Historic house in Wisconsin, United States

The August Cornelius Larson House is a Prairie Style house built in 1911 two miles southwest of the capitol in Madison, Wisconsin. In 1994 the house was added to the National Register of Historic Places as one of Madison's finest Prairie Style houses.

August Larson was born in 1875 on a farm in Wiota, fifty miles southwest of Madison. After finishing a B.A. in classics at Coe College in Cedar Rapids in 1903, he became Wisconsin manager for Central Life Assurance. Success there led him to be the secretary of the National Association of Life Underwriters. In 1911 August and his wife Ella had this house built.

The house has two stories, with the first clad in brick and the second in stucco. It is a textbook example of Prairie Style, with the broad eaves, balcony, and string courses emphasizing the horizontal, with the grouped windows, with geometric designs in leaded glass in many of the windows. Two window groups on the second floor are arranged as unusual triangular bays. The balusters of the balcony rail are boards with a diamond cut-out. The main front door is golden oak with a leaded glass window, flanked by sidelights. Inside is a central foyer with quarter-sawn oak trim and a staircase to the second floor with newel posts and the diamond shape repeated. The first floor contains the living room with a tiled, oak-mantled fireplace, the dining room with its own fireplace, built-in china cabinets, and a plate rail on the wall. The first floor also contains a study, sun room, kitchen, bathroom, and guest bedroom. Upstairs are three bedrooms and an apartment.

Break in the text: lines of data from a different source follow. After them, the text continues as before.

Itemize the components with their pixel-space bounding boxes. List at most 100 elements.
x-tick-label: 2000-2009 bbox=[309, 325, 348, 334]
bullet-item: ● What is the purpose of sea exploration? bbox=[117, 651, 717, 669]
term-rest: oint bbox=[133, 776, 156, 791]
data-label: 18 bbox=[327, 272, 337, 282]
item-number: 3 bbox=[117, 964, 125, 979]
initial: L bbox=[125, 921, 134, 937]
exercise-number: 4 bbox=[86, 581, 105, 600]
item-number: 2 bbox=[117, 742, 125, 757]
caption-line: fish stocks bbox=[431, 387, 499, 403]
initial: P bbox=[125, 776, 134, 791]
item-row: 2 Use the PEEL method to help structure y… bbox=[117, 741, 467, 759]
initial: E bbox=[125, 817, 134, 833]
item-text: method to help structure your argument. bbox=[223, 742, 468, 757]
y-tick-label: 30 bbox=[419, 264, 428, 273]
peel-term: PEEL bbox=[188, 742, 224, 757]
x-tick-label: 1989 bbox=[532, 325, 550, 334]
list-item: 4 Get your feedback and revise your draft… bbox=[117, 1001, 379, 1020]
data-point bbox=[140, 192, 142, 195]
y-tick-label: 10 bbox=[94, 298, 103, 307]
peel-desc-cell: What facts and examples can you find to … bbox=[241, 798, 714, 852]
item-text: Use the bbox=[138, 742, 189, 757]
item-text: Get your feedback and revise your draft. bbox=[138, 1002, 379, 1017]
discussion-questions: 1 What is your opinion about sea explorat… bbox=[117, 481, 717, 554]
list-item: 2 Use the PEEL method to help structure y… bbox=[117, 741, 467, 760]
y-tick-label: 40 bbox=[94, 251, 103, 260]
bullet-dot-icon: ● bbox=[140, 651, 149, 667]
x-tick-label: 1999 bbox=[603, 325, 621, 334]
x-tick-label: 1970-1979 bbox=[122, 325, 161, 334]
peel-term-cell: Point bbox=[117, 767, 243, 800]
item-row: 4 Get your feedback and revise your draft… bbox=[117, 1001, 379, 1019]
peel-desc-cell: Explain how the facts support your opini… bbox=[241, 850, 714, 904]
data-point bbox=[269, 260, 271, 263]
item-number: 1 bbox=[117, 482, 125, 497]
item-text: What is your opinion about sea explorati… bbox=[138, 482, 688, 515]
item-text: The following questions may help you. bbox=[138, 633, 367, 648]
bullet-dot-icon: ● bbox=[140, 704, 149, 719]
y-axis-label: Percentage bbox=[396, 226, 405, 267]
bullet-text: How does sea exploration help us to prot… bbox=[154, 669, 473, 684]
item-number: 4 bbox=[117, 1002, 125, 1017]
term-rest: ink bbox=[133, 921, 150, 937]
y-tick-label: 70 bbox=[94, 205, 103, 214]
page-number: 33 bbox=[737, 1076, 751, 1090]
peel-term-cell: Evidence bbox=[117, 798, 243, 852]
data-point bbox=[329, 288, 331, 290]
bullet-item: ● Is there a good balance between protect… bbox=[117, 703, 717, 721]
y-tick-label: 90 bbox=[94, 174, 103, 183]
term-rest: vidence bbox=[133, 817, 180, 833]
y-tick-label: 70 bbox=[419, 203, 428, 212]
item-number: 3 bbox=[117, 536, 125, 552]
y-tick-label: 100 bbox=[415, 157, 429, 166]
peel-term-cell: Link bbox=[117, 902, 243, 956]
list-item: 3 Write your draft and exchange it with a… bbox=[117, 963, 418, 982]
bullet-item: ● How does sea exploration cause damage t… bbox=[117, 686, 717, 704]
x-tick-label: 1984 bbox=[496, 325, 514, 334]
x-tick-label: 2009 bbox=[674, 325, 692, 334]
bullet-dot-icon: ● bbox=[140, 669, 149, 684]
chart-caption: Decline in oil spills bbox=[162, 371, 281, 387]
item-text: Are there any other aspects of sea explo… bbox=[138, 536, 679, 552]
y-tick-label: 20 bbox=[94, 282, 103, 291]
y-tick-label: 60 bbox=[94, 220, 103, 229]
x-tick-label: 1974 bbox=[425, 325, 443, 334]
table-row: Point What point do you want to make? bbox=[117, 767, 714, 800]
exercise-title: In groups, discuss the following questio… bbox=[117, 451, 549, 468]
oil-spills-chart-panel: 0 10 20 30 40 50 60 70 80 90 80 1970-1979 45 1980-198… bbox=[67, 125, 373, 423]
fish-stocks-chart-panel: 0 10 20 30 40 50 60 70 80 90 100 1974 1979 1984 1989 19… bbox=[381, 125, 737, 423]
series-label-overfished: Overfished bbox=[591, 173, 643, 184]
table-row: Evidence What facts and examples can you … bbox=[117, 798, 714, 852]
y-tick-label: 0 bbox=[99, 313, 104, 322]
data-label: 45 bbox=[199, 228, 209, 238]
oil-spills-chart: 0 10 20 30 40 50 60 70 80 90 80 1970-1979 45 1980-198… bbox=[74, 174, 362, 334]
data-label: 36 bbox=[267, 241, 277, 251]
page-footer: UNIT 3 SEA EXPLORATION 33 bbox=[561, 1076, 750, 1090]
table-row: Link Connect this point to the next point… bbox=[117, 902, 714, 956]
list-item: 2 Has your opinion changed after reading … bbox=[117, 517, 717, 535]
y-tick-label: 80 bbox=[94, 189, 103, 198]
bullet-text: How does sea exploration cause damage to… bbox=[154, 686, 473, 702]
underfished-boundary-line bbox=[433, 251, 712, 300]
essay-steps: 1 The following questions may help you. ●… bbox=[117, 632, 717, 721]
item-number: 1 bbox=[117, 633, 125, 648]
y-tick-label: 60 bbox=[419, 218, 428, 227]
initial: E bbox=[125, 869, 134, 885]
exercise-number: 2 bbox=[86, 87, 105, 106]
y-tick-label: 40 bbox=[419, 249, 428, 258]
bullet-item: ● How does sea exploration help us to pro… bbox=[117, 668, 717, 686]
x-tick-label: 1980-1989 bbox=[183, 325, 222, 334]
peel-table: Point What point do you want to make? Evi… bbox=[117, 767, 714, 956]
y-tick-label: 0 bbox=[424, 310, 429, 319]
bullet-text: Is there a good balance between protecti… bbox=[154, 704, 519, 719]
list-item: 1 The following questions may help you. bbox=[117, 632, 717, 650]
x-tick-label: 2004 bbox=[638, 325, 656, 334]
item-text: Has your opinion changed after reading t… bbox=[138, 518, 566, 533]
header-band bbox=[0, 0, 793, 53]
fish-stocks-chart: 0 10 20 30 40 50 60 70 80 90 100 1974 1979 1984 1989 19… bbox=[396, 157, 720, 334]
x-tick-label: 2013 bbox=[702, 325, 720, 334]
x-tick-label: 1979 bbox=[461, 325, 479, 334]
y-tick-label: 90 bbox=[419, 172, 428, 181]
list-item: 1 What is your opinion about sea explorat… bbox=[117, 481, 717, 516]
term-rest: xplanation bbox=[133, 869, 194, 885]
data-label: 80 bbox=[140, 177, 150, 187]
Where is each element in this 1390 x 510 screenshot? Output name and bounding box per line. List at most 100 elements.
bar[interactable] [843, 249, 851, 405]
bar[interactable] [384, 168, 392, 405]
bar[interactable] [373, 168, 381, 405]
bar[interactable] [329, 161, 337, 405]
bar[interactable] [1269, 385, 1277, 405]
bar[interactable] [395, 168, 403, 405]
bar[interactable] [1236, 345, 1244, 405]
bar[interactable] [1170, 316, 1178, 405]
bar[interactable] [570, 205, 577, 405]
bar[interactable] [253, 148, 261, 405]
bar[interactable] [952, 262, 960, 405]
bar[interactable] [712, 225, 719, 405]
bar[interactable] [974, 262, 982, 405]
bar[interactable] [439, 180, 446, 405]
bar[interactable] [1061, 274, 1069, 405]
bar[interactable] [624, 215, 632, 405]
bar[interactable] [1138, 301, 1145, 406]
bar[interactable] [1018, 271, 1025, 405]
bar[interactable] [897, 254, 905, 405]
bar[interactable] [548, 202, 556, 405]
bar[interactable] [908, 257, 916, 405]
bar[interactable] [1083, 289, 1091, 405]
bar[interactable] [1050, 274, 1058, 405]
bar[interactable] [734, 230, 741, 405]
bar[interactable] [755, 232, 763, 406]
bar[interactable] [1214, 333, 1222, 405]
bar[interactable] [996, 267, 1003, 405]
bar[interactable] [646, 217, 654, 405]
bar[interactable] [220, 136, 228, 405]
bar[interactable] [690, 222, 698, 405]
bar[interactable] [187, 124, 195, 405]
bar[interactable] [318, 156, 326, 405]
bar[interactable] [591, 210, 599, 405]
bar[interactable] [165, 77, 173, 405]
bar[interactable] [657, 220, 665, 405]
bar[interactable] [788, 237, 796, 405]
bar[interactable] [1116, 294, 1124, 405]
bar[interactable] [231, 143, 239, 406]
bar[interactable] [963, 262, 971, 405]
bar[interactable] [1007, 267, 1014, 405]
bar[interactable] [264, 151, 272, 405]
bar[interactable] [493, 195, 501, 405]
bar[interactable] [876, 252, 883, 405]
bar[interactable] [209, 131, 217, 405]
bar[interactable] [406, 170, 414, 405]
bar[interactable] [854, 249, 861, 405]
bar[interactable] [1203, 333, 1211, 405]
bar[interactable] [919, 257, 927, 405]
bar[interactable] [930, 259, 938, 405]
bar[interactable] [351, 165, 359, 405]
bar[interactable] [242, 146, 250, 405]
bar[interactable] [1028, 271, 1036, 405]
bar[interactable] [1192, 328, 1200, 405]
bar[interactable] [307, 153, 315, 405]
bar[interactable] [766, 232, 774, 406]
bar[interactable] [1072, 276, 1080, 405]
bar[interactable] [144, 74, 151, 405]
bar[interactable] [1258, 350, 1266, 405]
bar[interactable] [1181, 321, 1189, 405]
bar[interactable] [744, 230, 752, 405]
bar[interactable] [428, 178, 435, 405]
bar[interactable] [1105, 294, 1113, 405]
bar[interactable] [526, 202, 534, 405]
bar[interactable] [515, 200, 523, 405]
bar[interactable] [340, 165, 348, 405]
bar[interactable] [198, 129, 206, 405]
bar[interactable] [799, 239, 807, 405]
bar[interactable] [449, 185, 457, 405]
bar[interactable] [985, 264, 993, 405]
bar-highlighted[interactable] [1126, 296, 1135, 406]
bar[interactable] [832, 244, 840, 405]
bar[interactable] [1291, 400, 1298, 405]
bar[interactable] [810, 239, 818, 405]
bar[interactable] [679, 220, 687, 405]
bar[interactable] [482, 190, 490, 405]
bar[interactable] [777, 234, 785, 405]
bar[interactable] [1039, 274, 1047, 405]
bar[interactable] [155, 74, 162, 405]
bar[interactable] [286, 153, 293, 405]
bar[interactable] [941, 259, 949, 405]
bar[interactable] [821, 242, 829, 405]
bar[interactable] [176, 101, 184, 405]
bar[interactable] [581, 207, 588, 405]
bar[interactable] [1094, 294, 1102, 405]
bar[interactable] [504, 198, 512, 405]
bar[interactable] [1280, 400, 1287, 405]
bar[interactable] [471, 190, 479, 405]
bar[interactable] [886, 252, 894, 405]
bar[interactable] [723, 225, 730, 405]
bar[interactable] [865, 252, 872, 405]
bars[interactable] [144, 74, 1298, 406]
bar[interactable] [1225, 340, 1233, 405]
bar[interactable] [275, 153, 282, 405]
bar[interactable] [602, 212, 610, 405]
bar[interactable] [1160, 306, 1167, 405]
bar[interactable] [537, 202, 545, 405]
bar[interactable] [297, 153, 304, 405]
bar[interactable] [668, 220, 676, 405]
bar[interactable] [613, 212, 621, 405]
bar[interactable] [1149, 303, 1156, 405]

The house is generally credited to Louis Claude and Edward Starck because of many similarities to other houses they designed at the time, but no proof remains. (The dark red brick appears to be identical to that of their Collins house on Gorham.)

August served as a director of Commercial Trust Company and later President of Randall Bank. He served on the state board of the YMCA. The Larsons lived in the house until 1940.

Joseph Endres bought the house after the Larsons and rented it out. At some point it was remodeled into apartments, splitting the central foyer so that half of it held a kitchen. By 1991 the inside had been remodeled into four apartments. Then new owners converted the house back to a residence with one apartment.